Property prices in Spain rising below the international average

According to a recent study carried out by The Economist, flat prices in Spain are rising below the international average rate. The study undertaken by the magazine looked at the evolution of prices in the second quarter of 2007 and included 20 countries from all over the world.

The Economist found that in the second quarter this year property prices in Spain rose by just 5.8% compared to 6.66% which was the average for the countries included in the study.

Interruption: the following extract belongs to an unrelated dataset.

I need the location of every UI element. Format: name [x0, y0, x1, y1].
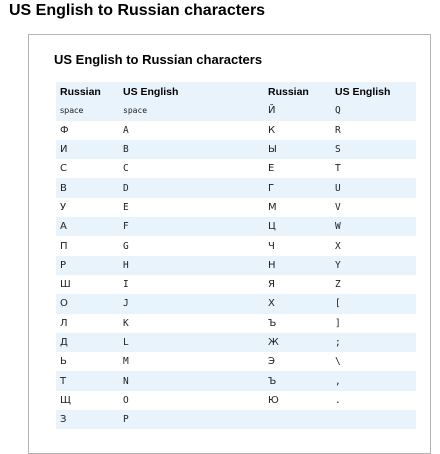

Just one year earlier property prices rose by 10.8% in Spain compared to an international average of 8.4%.

According to the Economist, between April and June this year Spain fell behind Singapore (21.1%), South Africa (14.5%), New Zealand (13.3%), Hong Kong (10.6%), Sweden (9.9%), Great Britain (9.6%), Australia (9.2%), France (8.1%), China (7.5%), Denmark (7.4%) and Canada (7.3%).

Those countries that saw property price rises lower than the Spanish rate of 5.8% were Belgium (5.7%), Italy (5.6%), Holland (5.2%) and Switzerland (1.

4%) while four countries in the study saw property prices drop: Ireland (-0.7%), Japan (-1.6%), the US (-3.2%) and Germany (-3.4%).

However, although property prices are rising at a slower rate in Spain they are still rising above the rate of inflation and it doesn’t affect the rate of growth in prices that the property market in Spain has experienced over the last decade which leaves it fourth in the Economist’s ranking.

Spanish property prices rose by 189% between 1997 and 2007. Other European countires which also experienced property booms during the same period were Irleand with a rise of 251% and Great Britain with a rise of 211% both of which are almost 69% more than price rises in the US.
This brings concerns that the current financial crisis in the US could spread to Europe. The crisis in the US is based on the fact that US banks conceded ‘subprime’ mortgages to people with little or no credit rating with very low interest rates to start off with but which later rose abruptly.

The Economist hasn’t ruled out the possibility of a similar crisis happening in European countries.